US multinationals doing business abroad often find their profit inversely tied to the value of the dollar, since a weak domestic currency helps increase demand for goods abroad and boosts the dollar value of overseas sales when repatriated. A weaker greenback also makes operating less expensive for firms whose international divisions buy commodities priced in dollars.

The earnings tailwinds come after the dollar’s surge in the fourth quarter of last year whacked the profit outlook for some of the world’s largest companies, including Amazon.com Inc. and Apple Inc. Bloomberg’s dollar index ultimately rose more than 7% from October through December, buoyed by sticky US interest rates as well as the election of President Donald Trump.

Heading into the year, the trend looked set to continue, prompting warnings from the likes of McDonald’s Corp. — which forecast an impact of 20 to 30 cents per share on 2025 profit — and Uber Technologies Inc., which flagged a larger foreign exchange hit in the first quarter.

Sentiment turned quickly with the dollar slumping 2.3% in the first week of March.

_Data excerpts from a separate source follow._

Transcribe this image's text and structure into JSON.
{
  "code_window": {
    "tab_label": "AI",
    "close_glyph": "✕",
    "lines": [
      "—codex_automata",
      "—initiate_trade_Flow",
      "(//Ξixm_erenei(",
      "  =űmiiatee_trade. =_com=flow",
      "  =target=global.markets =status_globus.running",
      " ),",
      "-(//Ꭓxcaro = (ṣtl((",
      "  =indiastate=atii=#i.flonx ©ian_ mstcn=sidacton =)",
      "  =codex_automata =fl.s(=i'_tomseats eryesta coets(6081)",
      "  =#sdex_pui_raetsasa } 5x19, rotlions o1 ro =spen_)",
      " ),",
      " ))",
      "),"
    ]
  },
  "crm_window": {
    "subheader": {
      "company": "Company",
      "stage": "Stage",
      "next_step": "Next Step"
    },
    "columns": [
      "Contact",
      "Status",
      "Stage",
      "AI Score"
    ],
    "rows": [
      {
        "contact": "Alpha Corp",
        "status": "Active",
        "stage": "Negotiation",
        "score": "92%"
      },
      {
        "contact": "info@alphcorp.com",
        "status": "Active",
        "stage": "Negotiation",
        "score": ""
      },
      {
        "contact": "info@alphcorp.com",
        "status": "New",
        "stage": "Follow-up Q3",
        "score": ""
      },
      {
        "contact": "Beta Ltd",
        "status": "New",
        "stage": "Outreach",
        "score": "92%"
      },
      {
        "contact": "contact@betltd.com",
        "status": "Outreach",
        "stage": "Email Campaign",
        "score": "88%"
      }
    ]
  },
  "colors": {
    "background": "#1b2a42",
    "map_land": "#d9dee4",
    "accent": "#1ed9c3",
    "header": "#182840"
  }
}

A will-they-won’t-they on tariffs prompted a spike in uncertainty at a time when increased defense spending in Europe boosted the single currency’s value against the dollar.

Though the weaker US dollar looks like a tailwind for most multinationals, the new political regime has put “much immediate uncertainty into the economy,” said Scott Devitt, managing director of equity research at Wedbush Securities Inc.” The currency move “is definitely secondary to the main event,” Devitt added.